Any my argument isn't that users shouldn't have to know about performance, or that performance is bad, it's that resources spent on performance come from being spent on productivity.

Here is an alternate view: Writing most software improves developer performance (text editors, communication tools, file system drivers, languages, compilers...). That better software ecosystem allowed developers to then write more / better software.

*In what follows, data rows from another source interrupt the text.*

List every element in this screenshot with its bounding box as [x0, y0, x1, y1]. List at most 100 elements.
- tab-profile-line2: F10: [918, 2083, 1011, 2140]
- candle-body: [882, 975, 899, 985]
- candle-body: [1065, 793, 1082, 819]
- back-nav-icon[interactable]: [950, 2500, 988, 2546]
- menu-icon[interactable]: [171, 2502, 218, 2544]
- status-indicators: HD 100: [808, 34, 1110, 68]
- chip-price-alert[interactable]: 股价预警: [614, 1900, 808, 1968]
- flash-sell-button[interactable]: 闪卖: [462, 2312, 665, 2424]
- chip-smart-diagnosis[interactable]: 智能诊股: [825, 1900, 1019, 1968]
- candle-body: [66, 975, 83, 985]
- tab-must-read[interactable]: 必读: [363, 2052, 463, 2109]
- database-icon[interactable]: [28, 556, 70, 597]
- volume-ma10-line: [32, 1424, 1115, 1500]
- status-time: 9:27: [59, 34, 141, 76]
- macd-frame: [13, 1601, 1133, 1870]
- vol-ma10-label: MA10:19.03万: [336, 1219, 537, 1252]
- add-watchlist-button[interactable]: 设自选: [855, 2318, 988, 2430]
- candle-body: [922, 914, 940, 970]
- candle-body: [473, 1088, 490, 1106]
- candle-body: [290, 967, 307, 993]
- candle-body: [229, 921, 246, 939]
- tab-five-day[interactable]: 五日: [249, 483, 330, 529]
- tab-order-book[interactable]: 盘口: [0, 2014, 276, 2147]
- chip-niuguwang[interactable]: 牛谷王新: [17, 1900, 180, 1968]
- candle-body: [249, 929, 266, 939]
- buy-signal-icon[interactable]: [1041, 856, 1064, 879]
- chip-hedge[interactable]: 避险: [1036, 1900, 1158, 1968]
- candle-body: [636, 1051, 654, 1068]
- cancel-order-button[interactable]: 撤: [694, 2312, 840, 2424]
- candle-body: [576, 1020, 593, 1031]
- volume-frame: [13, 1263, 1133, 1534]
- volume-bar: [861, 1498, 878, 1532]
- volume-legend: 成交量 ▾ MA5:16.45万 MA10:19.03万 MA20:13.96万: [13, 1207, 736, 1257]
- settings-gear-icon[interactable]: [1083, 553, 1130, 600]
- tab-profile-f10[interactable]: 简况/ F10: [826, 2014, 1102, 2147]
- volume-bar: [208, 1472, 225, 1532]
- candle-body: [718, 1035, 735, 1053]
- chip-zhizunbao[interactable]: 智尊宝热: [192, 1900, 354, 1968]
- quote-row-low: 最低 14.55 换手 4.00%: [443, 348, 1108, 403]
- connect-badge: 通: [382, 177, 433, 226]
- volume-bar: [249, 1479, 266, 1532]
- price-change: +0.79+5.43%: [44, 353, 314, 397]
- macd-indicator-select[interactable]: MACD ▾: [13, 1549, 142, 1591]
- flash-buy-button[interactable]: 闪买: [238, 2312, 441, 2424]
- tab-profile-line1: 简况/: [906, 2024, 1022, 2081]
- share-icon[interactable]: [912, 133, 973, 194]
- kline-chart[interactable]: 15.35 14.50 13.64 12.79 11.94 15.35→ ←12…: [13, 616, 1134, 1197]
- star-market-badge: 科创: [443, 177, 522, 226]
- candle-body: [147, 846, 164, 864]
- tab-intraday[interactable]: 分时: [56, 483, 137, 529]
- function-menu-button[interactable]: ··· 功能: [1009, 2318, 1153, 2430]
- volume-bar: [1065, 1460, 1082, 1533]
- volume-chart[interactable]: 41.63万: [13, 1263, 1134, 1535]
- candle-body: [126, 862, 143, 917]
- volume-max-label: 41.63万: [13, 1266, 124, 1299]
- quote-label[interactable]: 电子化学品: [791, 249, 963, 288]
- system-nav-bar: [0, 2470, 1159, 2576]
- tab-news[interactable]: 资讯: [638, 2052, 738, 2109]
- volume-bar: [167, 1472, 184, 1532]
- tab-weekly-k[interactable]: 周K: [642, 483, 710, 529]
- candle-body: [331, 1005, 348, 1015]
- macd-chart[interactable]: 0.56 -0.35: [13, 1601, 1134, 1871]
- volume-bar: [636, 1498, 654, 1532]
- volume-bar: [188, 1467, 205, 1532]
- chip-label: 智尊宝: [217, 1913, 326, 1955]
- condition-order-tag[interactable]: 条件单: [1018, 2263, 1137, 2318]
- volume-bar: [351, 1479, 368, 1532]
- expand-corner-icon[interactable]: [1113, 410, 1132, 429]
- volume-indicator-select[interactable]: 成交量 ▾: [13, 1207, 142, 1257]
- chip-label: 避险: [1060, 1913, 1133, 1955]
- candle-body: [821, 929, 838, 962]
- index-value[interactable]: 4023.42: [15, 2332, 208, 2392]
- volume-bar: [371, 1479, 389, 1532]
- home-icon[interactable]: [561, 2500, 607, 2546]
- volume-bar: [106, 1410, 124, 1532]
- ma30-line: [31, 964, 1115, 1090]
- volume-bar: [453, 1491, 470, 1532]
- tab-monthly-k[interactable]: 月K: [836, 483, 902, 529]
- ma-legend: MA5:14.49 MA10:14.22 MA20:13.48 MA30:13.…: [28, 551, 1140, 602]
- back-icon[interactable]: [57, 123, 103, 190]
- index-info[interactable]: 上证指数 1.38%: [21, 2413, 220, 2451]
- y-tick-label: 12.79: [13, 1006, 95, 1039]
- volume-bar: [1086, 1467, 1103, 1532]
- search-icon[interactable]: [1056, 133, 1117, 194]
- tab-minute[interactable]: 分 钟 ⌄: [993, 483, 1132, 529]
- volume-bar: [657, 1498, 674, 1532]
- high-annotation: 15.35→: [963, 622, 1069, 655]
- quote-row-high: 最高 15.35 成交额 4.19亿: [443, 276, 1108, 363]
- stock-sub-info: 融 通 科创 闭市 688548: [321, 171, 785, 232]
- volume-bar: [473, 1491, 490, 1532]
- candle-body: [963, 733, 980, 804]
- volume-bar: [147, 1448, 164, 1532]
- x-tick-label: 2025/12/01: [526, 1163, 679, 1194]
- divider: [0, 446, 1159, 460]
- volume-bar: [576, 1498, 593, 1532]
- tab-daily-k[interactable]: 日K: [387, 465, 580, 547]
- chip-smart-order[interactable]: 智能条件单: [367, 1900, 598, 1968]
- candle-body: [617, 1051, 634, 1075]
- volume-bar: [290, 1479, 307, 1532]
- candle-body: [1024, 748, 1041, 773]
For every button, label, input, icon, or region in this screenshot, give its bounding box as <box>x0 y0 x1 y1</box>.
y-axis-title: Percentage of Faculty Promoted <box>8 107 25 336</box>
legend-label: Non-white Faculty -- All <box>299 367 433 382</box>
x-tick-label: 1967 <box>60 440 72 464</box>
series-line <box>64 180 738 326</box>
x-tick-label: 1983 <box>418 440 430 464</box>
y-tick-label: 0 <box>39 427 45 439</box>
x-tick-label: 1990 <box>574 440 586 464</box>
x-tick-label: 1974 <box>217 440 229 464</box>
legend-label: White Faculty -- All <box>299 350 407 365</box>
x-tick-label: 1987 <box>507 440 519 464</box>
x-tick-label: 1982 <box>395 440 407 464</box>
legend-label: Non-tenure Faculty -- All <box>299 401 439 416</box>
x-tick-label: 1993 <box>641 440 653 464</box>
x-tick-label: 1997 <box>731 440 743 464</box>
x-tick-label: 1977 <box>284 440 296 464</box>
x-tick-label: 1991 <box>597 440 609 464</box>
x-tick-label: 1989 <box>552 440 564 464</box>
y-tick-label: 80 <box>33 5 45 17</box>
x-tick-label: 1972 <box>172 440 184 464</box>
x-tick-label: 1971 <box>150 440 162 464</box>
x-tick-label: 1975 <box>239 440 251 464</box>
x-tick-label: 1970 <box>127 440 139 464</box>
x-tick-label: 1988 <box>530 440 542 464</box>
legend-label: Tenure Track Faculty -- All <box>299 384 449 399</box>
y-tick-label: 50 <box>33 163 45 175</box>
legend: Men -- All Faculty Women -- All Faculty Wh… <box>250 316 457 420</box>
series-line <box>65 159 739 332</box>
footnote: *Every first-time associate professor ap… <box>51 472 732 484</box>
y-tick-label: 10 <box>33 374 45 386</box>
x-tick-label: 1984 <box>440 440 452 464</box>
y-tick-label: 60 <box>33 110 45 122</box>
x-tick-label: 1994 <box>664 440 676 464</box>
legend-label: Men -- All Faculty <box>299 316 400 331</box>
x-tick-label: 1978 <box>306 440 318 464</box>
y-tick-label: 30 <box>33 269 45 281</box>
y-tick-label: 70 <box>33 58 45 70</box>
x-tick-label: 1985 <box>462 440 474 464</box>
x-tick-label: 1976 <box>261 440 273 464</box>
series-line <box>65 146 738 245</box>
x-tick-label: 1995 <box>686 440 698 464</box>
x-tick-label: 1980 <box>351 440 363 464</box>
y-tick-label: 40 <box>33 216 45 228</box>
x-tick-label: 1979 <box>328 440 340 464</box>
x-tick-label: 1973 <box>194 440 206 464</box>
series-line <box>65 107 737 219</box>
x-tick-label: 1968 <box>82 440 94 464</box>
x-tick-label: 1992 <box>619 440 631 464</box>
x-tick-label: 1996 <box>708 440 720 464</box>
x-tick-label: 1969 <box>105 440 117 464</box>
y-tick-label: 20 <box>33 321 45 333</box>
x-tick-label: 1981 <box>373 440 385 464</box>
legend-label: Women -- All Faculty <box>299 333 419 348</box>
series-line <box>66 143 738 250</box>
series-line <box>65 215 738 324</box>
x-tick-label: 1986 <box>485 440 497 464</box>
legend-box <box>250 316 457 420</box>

Over some timescale we can approximate this as P(t2) = P(t1) * e^(rt). Where P(x) is developer productivity at time x. And t is a timespan. And r is the "rate of return" or productivity improvement by writing software. Saying a developer now needs to spend 30% of their time on performance means we now have: P(t2) = P(t1) e^(.7 * r * t). Due to exponential growth this means significantly less productivity over the long term. This is no different than annually getting 20% returns or 13% returns in the stock market. I sounds like a little, but over a long time scale (or a high scaling rate) this adds up significantly. Meaning right now in 2017 we'd be using a decade or older technology (If peak performance slowdown had hit in some year in the past).

Overall I appreciate the debate and enjoy hearing different opinions. In this one, I feel we may just have different values here in the software space. I feel in an ideal world a developer would spend zero-time on performance. Since we don't live in an ideal world we have to spend some, but every bit of time spent on performance is time not spent on building a product. So we should want to minimize the amount of engineering time focused performance. My take is that you feel differently.

waivek
I think your last sentence sums it up perfectly. It does seem that we have different views on software. Rebutting your points would just rehash my above comment.

The only new point I'd like to add is one that requires imagination. Imagine if we had adopted performance oriented mindset 20 years ago, instead of today and we solved the developer productivity conundrum that we both care about so much. What a wonderful state software would be in, where IDE's can be installed in seconds, each action is instant and the engineer is completely intimate with every aspect of their baby. This depth of knowledge offers a certain creativity that results in amazing things. It lets engineers rise above what is good for the business and gives them the freedom to push software to it's utter limit. That's evolution. That's progress. That's engineering.

PS: The reason I quoted John Carmack specifically in my first comment is because he is such an engineer.